I cannot prove it nor find a counterexample.
It turns out that the answer is no.
Consider the space $X$ to be an uncountably infinite set with the co-finite topology. That is, the topology where the closed sets are exactly all the finite subsets of $X$ together with the whole of $X$.
X satisfies the sequence existence property
if $A\subseteq X$ is finite, than $\bar A = A$ so for every $x\in \bar A$ the constant sequence $(x)_{n\in \mathbb{N}}$ in $A$ converges to $x$.
if $A$ is infinite then we will take some countably infinite subset of $A$ and construct a sequence by enumerating its elements. This is a sequence in $A$ where every element is distinct, and such a sequence converges to every point $x\in X$!
X is not first countable
Suppose there is some countable basis $\{B_n\}_{n \in \mathbb{N}}$ for a point $x \in X$. For every $n$, the complement of $B_n$, which I will mark $C_n$ , is finite. And so their union: $$C:=\bigcup_{n\in \mathbb{N}}C_n$$ is countable as a countable union of finite sets. But $X$ is uncountable, so there must exist a point $p\in X$ different from $x$ such that $p \notin C$, which is equivalent to $p \in \bigcap_{n\in \mathbb{N}}B_n$.

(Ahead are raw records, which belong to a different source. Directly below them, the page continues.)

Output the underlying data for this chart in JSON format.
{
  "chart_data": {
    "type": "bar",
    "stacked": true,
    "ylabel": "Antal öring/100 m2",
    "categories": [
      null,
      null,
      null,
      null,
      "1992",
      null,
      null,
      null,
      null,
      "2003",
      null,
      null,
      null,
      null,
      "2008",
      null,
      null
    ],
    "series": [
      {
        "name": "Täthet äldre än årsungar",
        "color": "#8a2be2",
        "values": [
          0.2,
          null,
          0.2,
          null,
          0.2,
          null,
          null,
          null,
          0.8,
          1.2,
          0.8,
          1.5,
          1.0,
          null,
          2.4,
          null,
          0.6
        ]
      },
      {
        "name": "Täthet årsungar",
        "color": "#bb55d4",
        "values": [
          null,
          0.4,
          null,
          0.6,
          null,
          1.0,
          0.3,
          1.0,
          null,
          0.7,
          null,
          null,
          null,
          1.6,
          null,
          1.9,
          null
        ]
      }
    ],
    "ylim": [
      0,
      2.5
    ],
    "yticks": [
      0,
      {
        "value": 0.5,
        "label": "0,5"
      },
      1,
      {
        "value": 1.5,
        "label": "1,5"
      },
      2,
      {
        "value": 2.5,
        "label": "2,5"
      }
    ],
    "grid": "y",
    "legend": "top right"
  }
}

Now consider the set: $$ U = X\setminus\{p\}$$ Clearly $x\in U$ and $U$ is open, and so $U$ is indeed an open neighborhood of $x$. But for every $n\in \mathbb{N}$ we have that $p\in B_n$ while $p \notin U$, and therefore $B_n \not\subseteq U$.
But that means $\{B_n\}_{n \in \mathbb{N}}$ cannot be a neighborhood basis of $x$ and we are done.